Quer durch Osttirol laufen seit Tagen die Telefone heiß. Bezirkshauptfrau Olga Reisner ist bemüht, am Montag möglichst viele Bürgermeister nach Innsbruck zu bringen. Geht es doch darum, einer Einladung der Landesleitstelle zu folgen. Diese Einladung mit der Zusatzinformation, dass der Notrufbereich Osttirol mit 27. April auf die Landesleitstelle aufgeschaltet wird, löste im Bezirk jedoch heftigen Protest aus. Würde diese Aufschaltung doch das Ende der Bezirksleitstelle des Roten Kreuzes bedeuten (wir berichteten).
Die Begeisterung der Osttiroler Bürgermeister hält sich sehr in Grenzen. Einstimmig haben alle 33 im August 2009 eine Resolution gegen die Auflassung der Bezirksleitstelle verabschiedet. Für viele von ihnen ist das ein triftiger Grund, dem Termin demonstrativ fernzubleiben.

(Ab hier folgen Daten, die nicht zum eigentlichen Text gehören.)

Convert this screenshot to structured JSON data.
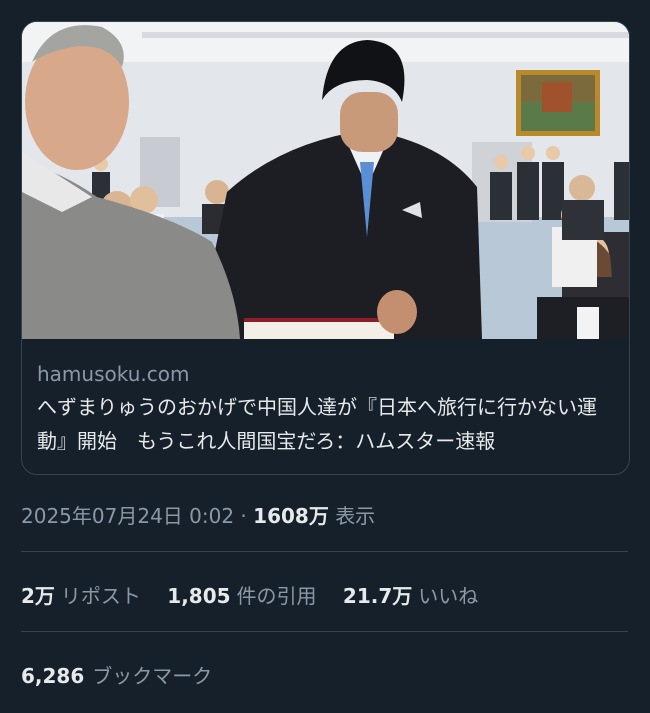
{
  "card": {
    "image_alt": "photo-ceremony",
    "domain": "hamusoku.com",
    "headline": "へずまりゅうのおかげで中国人達が『日本へ旅行に行かない運動』開始　もうこれ人間国宝だろ：ハムスター速報"
  },
  "meta": {
    "datetime": "2025年07月24日 0:02",
    "separator": " · ",
    "views_count": "1608万",
    "views_label": "表示"
  },
  "stats": {
    "reposts_count": "2万",
    "reposts_label": "リポスト",
    "quotes_count": "1,805",
    "quotes_label": "件の引用",
    "likes_count": "21.7万",
    "likes_label": "いいね"
  },
  "bookmarks": {
    "count": "6,286",
    "label": "ブックマーク"
  }
}
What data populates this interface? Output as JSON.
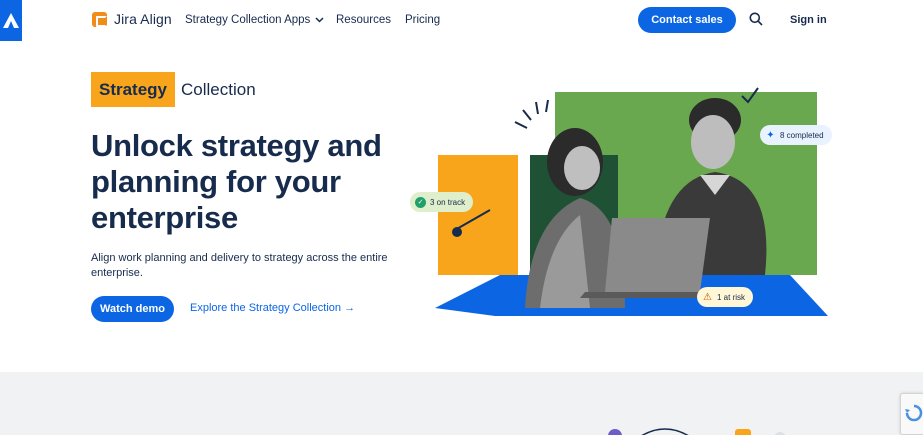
{
  "header": {
    "logo_text": "Jira Align",
    "nav": {
      "apps_label": "Strategy Collection Apps",
      "resources_label": "Resources",
      "pricing_label": "Pricing"
    },
    "contact_label": "Contact sales",
    "signin_label": "Sign in"
  },
  "hero": {
    "badge_highlight": "Strategy",
    "badge_text": "Collection",
    "headline": "Unlock strategy and planning for your enterprise",
    "subtext": "Align work planning and delivery to strategy across the entire enterprise.",
    "watch_label": "Watch demo",
    "explore_label": "Explore the Strategy Collection →"
  },
  "art": {
    "pill_on_track": "3 on track",
    "pill_completed": "8 completed",
    "pill_at_risk": "1 at risk"
  },
  "colors": {
    "brand_blue": "#0c66e4",
    "orange": "#f8a51c",
    "green": "#6aa84f",
    "dark_green": "#1f5135",
    "band_gray": "#f1f2f4"
  },
  "icons": [
    "atlassian-logo-icon",
    "jira-align-logo-icon",
    "chevron-down-icon",
    "search-icon",
    "check-circle-icon",
    "sparkle-icon",
    "warning-icon",
    "recaptcha-icon"
  ]
}
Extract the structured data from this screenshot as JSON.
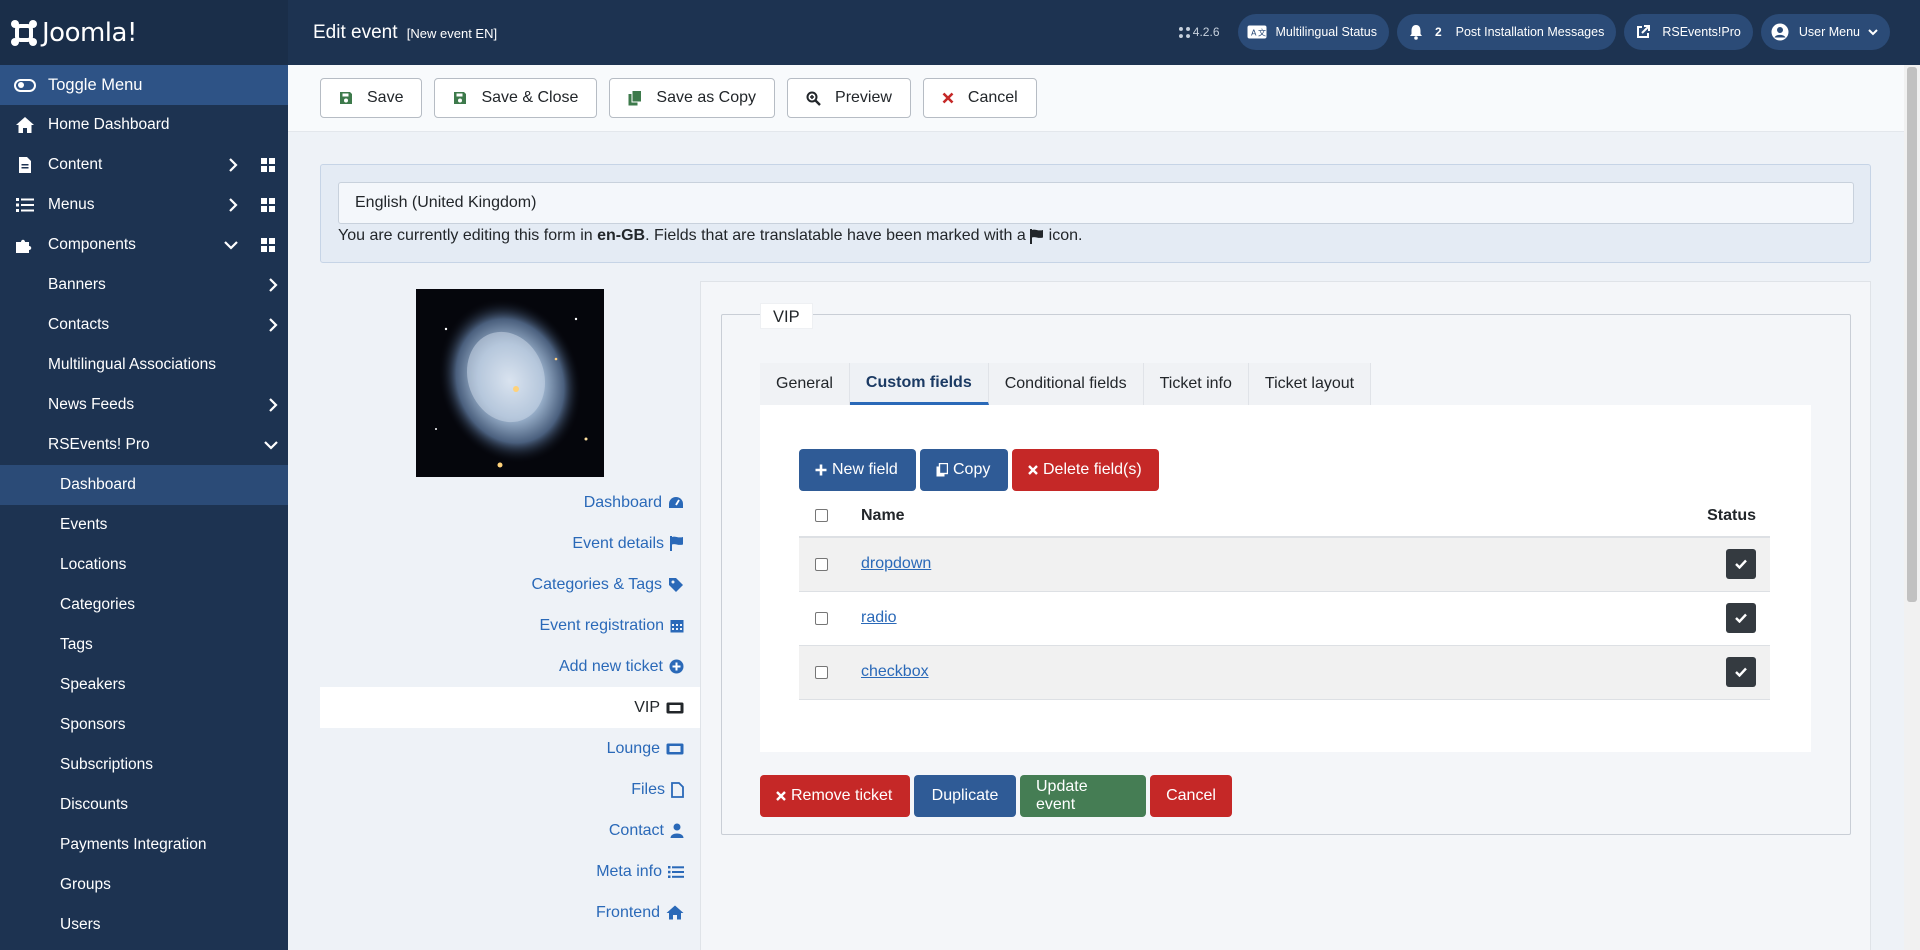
{
  "app": {
    "brand": "Joomla!",
    "version": "4.2.6"
  },
  "header": {
    "title": "Edit event",
    "subtitle": "[New event EN]",
    "pills": [
      {
        "label": "Multilingual Status",
        "icon": "language-icon"
      },
      {
        "label": "Post Installation Messages",
        "count": "2",
        "icon": "bell-icon"
      },
      {
        "label": "RSEvents!Pro",
        "icon": "external-link-icon"
      },
      {
        "label": "User Menu",
        "icon": "user-circle-icon"
      }
    ]
  },
  "sidebar": {
    "toggle": "Toggle Menu",
    "items": [
      {
        "label": "Home Dashboard",
        "icon": "home-icon"
      },
      {
        "label": "Content",
        "icon": "file-icon"
      },
      {
        "label": "Menus",
        "icon": "list-icon"
      },
      {
        "label": "Components",
        "icon": "puzzle-icon"
      }
    ],
    "components": [
      "Banners",
      "Contacts",
      "Multilingual Associations",
      "News Feeds",
      "RSEvents! Pro"
    ],
    "rsevents": [
      "Dashboard",
      "Events",
      "Locations",
      "Categories",
      "Tags",
      "Speakers",
      "Sponsors",
      "Subscriptions",
      "Discounts",
      "Payments Integration",
      "Groups",
      "Users"
    ]
  },
  "toolbar": {
    "save": "Save",
    "save_close": "Save & Close",
    "save_copy": "Save as Copy",
    "preview": "Preview",
    "cancel": "Cancel"
  },
  "language": {
    "selected": "English (United Kingdom)",
    "msg_before": "You are currently editing this form in ",
    "code": "en-GB",
    "msg_after": ". Fields that are translatable have been marked with a ",
    "msg_end": " icon."
  },
  "leftnav": {
    "items": [
      {
        "label": "Dashboard",
        "icon": "dashboard-icon"
      },
      {
        "label": "Event details",
        "icon": "flag-icon"
      },
      {
        "label": "Categories & Tags",
        "icon": "tag-icon"
      },
      {
        "label": "Event registration",
        "icon": "calendar-icon"
      },
      {
        "label": "Add new ticket",
        "icon": "plus-circle-icon"
      },
      {
        "label": "VIP",
        "icon": "ticket-icon"
      },
      {
        "label": "Lounge",
        "icon": "ticket-icon"
      },
      {
        "label": "Files",
        "icon": "file-icon"
      },
      {
        "label": "Contact",
        "icon": "user-icon"
      },
      {
        "label": "Meta info",
        "icon": "list-icon"
      },
      {
        "label": "Frontend",
        "icon": "home-icon"
      }
    ]
  },
  "ticket": {
    "legend": "VIP",
    "tabs": [
      "General",
      "Custom fields",
      "Conditional fields",
      "Ticket info",
      "Ticket layout"
    ],
    "actions": {
      "new": "New field",
      "copy": "Copy",
      "delete": "Delete field(s)"
    },
    "table": {
      "headers": {
        "name": "Name",
        "status": "Status"
      },
      "rows": [
        {
          "name": "dropdown"
        },
        {
          "name": "radio"
        },
        {
          "name": "checkbox"
        }
      ]
    },
    "buttons": {
      "remove": "Remove ticket",
      "duplicate": "Duplicate",
      "update": "Update event",
      "cancel": "Cancel"
    }
  },
  "colors": {
    "sidebar": "#1d3351",
    "primary": "#2f5b96",
    "danger": "#c52827",
    "success": "#457d54",
    "link": "#2a69b8"
  }
}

So klar kommt das in ihren Begründungen nicht rüber. Verhinderung ist ein oft genanntes Argument. Erwin Schiffmann (Sillian) ist beim ÖVP-Bezirksobleutetreffen. Franz Hopfgartner (Hopfgarten) und Dietmar Ruggenthaler (Virgen) haben einen unaufschiebbaren Termin mit einer Baufirma in Sachen Kanalbau. Andreas Pfurner hat ebenso aus Termingründen keine Zeit.
"Ein Bus mit 20 Sitzplätzen ist geordert", sagte Reisner gestern. Sie rechnet mit zehn bis 20 Bürgermeistern. Insider sprechen jedoch von maximal sechs bis sieben Teilnehmern. "Ich möchte für eine Verschiebung des Termins bis nach den Verhandlungen um die Bezirksleitstelle plädieren, weil eine Besichtigung der Landesleitstelle derzeit einen schalen Beigeschmack hat", sagt Bürgermeister und Landtagsabgeordneter Andreas Köll.